The folder :code:`quickstart_output_repertoire/my_sim_inst/exported_dataset/airr/` contains the simulation output as the :code:`metadata.csv` file and the :code:`repertoires` folder. 

Metadata file
^^^^^^^^^^^^^^^^^^^^^^^^^^^^^^^^^^^^^^^^^^^^^^^^^^^^^^^^^^^^^^

:code:`metadata.csv` is a table where each row describes one repertore, see below a metadata file example for the quickstart repertoire-level simulation

.. list-table:: metadata.csv
    :header-rows: 1

    * - subject_id
      - filename
      - repertoire_id
      - ievent1
      - ievent2
      - signal1
      - signal2
      - sim_item
      - identifier
  
    * - subject_0
      - e5af5d574fc84140bb54bf0fa81245ea.tsv
      - e5af5d574fc84140bb54bf0fa81245ea
      - TRUE
      - FALSE
      - TRUE
      - TRUE
      - AIRR1
      - e5af5d574fc84140bb54bf0fa81245ea

    * - subject_1
      - 47799dfcb42d4c1ba3e01d3ff2943cdb.tsv
      - 47799dfcb42d4c1ba3e01d3ff2943cdb
      - FALSE
      - TRUE
      - TRUE
      - TRUE
      - AIRR2
      - 47799dfcb42d4c1ba3e01d3ff2943cdb

    * - ...
      - ...
      - ...
      - ...
      - ...
      - ...
      - ...
      - ...
      - ...
   
Repertoires folder
^^^^^^^^^^^^^^^^^^^^^^^^^^^^^^^^^^^^^^^^^^^^^^^^^^^^^^^^^^^^^^
:code:`repertoires` folder contains tsv files, where one file corresponds to one repertoire. The repertoire filenames are listed in the :code:`metadata.csv` file. In the repertoire tsv file, each row represents one AIR. Some of the output columns are shown in the table below.

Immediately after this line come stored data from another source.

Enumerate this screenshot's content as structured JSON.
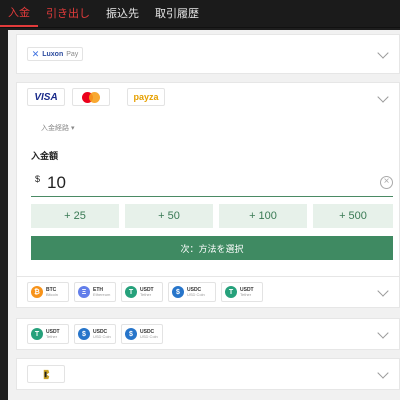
{
  "tabs": [
    {
      "label": "入金"
    },
    {
      "label": "引き出し"
    },
    {
      "label": "振込先"
    },
    {
      "label": "取引履歴"
    }
  ],
  "luxon": {
    "brand": "Luxon",
    "suffix": "Pay"
  },
  "cards_row": {
    "visa": "VISA",
    "payz_main": "payz",
    "payz_accent": "a"
  },
  "method_select": {
    "label": "入金経路"
  },
  "amount": {
    "label": "入金額",
    "currency": "$",
    "value": "10"
  },
  "quick_amounts": [
    "+ 25",
    "+ 50",
    "+ 100",
    "+ 500"
  ],
  "submit_label": "次：方法を選択",
  "crypto_row1": [
    {
      "symbol": "BTC",
      "network": "Bitcoin",
      "icon": "₿",
      "color": "#f7931a"
    },
    {
      "symbol": "ETH",
      "network": "Ethereum",
      "icon": "Ξ",
      "color": "#627eea"
    },
    {
      "symbol": "USDT",
      "network": "Tether",
      "icon": "T",
      "color": "#26a17b"
    },
    {
      "symbol": "USDC",
      "network": "USD Coin",
      "icon": "$",
      "color": "#2775ca"
    },
    {
      "symbol": "USDT",
      "network": "Tether",
      "icon": "T",
      "color": "#26a17b"
    }
  ],
  "crypto_row2": [
    {
      "symbol": "USDT",
      "network": "Tether",
      "icon": "T",
      "color": "#26a17b"
    },
    {
      "symbol": "USDC",
      "network": "USD Coin",
      "icon": "$",
      "color": "#2775ca"
    },
    {
      "symbol": "USDC",
      "network": "USD Coin",
      "icon": "$",
      "color": "#2775ca"
    }
  ],
  "colors": {
    "active_tab": "#e23b3b",
    "submit_bg": "#3f8a62",
    "quick_bg": "#e7f1ea"
  }
}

Since the AIRRs were simulated using signal implantation, the output repertoire file contains several additional columns:

- original_sequence: AIR before signal implantation

- original_p_gen: p_gen of an AIR before signal implantation

.. list-table:: Simulated receptors in AIRR format
    :header-rows: 1

    * - productive
      - v_call
      - j_call
      - junction_aa
      - signal1
      - signal2
      - signal1_position
      - signal2_position
  
    * - F
      - IGHV1-2*02
      - IGHJ4*01
      - CARGWQHSSGWTPPGSDAA
      - 1
      - 0
      - m00000000000000000100
      - m00000000000000000000

    * - F
      - IGHV3-23*01
      - IGHJ4*01
      - CAAAANVDYW
      - 1
      - 0
      - m00100000000
      - m00000000000

    * - F
      - IGHV1-18*01
      - IGHJ6*01
      - CAKGTHGGFTIFGVVIFPEVINVSGTYYYYMDVW
      - 0
      - 1
      - m00000000000000000000000000000000000
      - m00000010000000000000000000000000000

    * - ...
      - ...
      - ...
      - ...
      - ...
      - ...
      - ...
      - ...


Next steps
==============================================================

- For a quickstart guide on receptor-level simulation see :ref:`How to use LIgO for receptor-level simulation`. 

- Other tutorials for how to use LIgO can be found under :ref:`Tutorials`.

- You can find more information about yaml parameters in :ref:`YAML specification`.